I compiled v0.46.0 working on MacOS Big Sur (Intel). PM me if interested.


----------



## Dewdman42 (May 6, 2021)

yes, but the most recent version doesn't build for me...there are bugs in the Projucer files that need to be sorted out. For $2 you can download each version all prebuilt. Only the standalone version of KushView Element is easy to build with WAF according to their instructions on GitHub....waf doesn't build the plugins. For that you have to use the Projucer files and like I said...latest version doesn't build. anyway, anyone motivated can certainly try to figure out the build and build it...but I feel $2 is more than worth it, also the developer is putting a lot of time into it despite making it "nearly" free...you can subscribe for as low as $2/month in order to get pre-releases and stuff like that, or you can pay $2 each time a new version comes out which is maybe 2-3 times a year. Its well worth it and the dev deserves more!


----------



## Dewdman42 (May 6, 2021)

I'll also add that KushView Element is the ONLY plugin of this category that I was able to get working correctly inside VePro. The other main ones I have tried: Patchworks, PlogueBidule, DDMF....all had GUI problems inside VePro. I suspect Unify would work fine because like Kushview, Unify is based on JUCE. Unify is a lot more expensive though.


----------



## eakwarren (May 6, 2021)

Dewdman42 said:


> waf doesn't build the plugins.


Agreed. I wasn't interested much in the plugins (Roboverb, ksp1, etc.) so never looked at those (if that's what you mean by plugins.) If you mean AU/VST, I use the AU version of Element v0.41.1 as a VST wrapper in Logic per @GR-Productions query, in addition to the standalone version for various experiments outside the DAW.



Dewdman42 said:


> I feel $2 is more than worth it


I totally agree the $2 price is worth it. To be clear, I wasn't trying to stiff the dev; they do make the source and some previous compiled installers available under GPL license. I just enjoy poking around under the hood of things every now and then, hence I took the compile route for the latest standalone version to check out the new features and thought others might be interested as well.



Dewdman42 said:


> I'll also add that KushView Element is the ONLY plugin of this category that I was able to get working correctly inside VePro. The other main ones I have tried: Patchworks, PlogueBidule, DDMF....all had GUI problems inside VePro. I suspect Unify would work fine because like Kushview, Unify is based on JUCE. Unify is a lot more expensive though.


Unify, hosting Element, hosting other stuff (including Unify and Element) is a bit wild, but was a fun experiment. I felt a bit like Thanos. 






The one "infinity stone" left in my mind is the (updated) ability to load 32/64b Windows VSTs on Mac. Shane Dunne got this working pre-Catalina, but I haven't found anything since. Not too big a deal though with Audiogridder (dev released an update yesterday) and an old Windows laptop lying around.
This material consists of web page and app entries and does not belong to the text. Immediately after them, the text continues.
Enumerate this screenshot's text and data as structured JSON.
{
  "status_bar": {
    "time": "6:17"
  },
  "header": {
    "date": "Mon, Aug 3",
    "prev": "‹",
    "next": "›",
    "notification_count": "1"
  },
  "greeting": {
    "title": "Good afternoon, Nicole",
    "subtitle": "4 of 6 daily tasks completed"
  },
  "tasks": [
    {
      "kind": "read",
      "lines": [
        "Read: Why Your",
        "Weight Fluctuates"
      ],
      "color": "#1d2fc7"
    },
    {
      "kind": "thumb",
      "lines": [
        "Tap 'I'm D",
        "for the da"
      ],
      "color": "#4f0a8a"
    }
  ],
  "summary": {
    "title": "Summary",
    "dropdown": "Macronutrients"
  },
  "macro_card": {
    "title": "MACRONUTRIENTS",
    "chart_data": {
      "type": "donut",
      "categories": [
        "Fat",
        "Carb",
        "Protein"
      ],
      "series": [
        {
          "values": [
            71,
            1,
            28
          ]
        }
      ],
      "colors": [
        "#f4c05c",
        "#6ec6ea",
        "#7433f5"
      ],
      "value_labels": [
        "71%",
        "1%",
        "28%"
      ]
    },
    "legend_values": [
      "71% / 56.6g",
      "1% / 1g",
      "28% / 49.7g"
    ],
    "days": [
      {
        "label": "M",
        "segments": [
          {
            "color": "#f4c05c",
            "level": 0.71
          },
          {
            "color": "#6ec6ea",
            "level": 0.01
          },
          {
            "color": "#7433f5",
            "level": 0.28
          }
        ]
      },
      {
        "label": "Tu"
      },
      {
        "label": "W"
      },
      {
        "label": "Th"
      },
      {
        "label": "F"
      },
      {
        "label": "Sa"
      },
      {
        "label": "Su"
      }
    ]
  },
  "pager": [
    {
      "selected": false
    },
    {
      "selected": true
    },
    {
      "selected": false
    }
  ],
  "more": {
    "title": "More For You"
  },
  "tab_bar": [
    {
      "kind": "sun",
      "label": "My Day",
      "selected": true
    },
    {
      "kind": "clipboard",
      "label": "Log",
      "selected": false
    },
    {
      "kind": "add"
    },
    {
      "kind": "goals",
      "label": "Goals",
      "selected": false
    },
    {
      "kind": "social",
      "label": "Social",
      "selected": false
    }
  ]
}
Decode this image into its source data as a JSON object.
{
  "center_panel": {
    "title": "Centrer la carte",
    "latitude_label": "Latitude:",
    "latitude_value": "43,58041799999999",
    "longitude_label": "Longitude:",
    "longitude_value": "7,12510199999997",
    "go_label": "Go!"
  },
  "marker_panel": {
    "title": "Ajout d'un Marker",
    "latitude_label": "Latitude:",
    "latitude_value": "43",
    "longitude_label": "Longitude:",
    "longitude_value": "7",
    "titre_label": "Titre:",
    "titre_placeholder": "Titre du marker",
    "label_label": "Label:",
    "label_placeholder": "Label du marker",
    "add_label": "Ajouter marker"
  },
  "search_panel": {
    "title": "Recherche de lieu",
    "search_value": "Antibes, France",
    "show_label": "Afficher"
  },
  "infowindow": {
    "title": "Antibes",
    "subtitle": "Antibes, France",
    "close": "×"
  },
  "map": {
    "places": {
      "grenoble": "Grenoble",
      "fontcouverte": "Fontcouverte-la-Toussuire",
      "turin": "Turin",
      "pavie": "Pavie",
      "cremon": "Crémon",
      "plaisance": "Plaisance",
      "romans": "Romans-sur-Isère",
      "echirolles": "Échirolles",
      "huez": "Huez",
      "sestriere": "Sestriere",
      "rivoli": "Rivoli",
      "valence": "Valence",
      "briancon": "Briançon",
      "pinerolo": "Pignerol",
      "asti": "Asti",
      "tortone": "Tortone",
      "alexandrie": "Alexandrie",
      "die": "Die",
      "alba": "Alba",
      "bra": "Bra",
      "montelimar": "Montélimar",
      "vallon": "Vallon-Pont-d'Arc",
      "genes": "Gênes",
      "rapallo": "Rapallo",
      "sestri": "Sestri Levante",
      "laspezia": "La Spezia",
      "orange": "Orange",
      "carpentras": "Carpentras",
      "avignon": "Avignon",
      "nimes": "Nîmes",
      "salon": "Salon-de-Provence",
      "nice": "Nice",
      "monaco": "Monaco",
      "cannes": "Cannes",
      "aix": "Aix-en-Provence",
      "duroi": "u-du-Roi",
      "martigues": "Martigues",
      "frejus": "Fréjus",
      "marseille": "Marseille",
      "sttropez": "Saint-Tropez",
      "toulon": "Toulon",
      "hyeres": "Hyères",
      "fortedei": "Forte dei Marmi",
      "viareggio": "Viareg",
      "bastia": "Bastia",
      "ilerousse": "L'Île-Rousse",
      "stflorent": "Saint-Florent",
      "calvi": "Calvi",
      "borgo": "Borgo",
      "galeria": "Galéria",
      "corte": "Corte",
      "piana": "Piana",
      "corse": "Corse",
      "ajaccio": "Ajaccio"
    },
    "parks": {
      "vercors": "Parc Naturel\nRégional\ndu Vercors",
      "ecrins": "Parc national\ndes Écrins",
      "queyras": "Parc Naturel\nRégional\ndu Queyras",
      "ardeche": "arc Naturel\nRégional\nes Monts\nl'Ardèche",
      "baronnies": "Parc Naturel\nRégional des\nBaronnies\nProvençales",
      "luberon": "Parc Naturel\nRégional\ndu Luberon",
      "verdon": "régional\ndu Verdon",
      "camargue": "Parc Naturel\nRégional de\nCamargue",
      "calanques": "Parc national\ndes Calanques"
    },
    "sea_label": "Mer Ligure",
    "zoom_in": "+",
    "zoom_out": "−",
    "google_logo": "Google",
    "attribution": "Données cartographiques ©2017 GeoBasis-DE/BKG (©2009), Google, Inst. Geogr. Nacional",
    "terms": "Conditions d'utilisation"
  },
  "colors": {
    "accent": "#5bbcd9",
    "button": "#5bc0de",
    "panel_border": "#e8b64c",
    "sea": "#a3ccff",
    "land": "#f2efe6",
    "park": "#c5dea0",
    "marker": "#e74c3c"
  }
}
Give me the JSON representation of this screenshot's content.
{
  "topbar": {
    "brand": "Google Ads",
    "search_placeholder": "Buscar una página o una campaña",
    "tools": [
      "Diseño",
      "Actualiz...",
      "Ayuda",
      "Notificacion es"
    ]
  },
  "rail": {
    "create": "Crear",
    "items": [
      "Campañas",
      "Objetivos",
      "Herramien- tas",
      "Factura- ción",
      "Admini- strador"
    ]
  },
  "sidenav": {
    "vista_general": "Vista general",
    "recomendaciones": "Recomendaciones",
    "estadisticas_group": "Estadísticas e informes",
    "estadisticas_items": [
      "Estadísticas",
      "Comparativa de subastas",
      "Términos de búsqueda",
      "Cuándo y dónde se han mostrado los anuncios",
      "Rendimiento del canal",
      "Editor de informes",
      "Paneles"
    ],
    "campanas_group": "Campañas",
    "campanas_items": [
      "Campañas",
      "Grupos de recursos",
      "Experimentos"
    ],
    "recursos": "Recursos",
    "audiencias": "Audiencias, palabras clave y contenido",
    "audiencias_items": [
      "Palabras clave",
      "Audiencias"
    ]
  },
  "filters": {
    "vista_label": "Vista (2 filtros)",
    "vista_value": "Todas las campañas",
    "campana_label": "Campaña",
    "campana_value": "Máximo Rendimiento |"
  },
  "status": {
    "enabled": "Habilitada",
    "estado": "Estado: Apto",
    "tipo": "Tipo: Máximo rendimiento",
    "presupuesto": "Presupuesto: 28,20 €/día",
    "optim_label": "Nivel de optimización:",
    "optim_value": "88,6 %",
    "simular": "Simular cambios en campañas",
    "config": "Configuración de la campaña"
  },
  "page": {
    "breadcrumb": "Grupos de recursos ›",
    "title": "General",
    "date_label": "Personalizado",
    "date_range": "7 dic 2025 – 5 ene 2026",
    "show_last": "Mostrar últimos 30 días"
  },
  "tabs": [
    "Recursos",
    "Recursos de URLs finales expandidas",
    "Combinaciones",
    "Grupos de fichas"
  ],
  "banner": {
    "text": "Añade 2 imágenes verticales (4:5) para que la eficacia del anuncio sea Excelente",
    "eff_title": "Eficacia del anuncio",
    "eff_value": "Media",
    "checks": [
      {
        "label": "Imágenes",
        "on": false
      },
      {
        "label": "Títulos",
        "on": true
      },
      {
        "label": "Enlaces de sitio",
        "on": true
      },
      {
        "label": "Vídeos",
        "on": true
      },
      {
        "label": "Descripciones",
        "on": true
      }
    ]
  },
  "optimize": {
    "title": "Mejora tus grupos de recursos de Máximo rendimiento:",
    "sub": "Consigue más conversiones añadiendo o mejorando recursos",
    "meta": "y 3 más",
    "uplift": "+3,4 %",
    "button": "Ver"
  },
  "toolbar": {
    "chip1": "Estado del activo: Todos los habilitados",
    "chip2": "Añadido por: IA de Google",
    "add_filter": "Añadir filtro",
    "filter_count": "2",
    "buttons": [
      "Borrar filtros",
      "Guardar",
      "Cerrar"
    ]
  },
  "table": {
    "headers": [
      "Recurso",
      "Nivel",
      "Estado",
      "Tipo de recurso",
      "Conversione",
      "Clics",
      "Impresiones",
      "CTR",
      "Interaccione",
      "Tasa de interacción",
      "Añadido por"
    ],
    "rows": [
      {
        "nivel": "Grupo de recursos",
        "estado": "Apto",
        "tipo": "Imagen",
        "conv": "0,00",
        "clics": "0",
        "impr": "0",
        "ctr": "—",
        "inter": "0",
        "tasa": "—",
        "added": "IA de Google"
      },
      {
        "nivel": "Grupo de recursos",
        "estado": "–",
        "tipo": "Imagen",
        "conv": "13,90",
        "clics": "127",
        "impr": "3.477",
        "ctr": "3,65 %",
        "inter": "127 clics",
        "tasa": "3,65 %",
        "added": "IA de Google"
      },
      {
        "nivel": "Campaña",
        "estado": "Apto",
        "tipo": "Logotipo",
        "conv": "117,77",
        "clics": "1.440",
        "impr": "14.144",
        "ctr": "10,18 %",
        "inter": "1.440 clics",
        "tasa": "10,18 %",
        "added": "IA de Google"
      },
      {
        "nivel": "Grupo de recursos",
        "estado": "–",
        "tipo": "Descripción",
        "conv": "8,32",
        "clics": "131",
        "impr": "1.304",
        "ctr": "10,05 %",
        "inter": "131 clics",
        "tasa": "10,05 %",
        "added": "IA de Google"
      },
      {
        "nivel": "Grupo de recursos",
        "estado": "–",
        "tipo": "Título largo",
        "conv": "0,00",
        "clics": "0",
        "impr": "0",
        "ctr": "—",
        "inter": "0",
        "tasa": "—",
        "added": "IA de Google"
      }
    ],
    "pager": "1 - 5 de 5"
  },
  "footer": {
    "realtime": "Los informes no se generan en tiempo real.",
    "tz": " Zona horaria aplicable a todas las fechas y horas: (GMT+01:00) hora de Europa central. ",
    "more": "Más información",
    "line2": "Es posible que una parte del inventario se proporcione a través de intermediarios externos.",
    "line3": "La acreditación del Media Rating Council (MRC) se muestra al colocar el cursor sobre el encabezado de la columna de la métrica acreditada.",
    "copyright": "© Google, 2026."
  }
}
It's a great time to be alive and interested in all things music!


----------



## Dewdman42 (May 6, 2021)

eakwarren said:


> Agreed. I wasn't interested much in the plugins (Roboverb, ksp1, etc.) so never looked at those (if that's what you mean by plugins.) If you mean AU/VST, I use the AU version of Element v0.41.1 as a VST wrapper in Logic per @GR-Productions query, in addition to the standalone version for various experiments outside the DAW.



the latest version of KushView Element is 0.46 and you have to use ProJucer to build the plugin versions of Element....which include many new capabilities including an AUmfx version, etc. However, the 0.46 Projucer builds are currently broken when trying to build from GitHub as is. The dev must be building them some other way. if you are able to build the current version 0.46 Element plugins, please let me know how. I just paid the $2 to get his build of it, but I'd like to figure out why it doesn't build. I have already filed an issue on it. Somehow the dev built it from the source tree, but he must be using some different build scripts internally or something. The ProJucer files that are in GitHub I believe are just a loosely provided thing. I think I was able to build 0.45 from GitHub, so you can always try that, but the latest version is 0.46

I think also most people on this forum would probably spend $2 to just download it then to spend more then 5 minutes trying to figure out how to build it...its not hard to justify $2 honestly.


----------



## GR-Productions (May 7, 2021)

wow great info!
thanks!


----------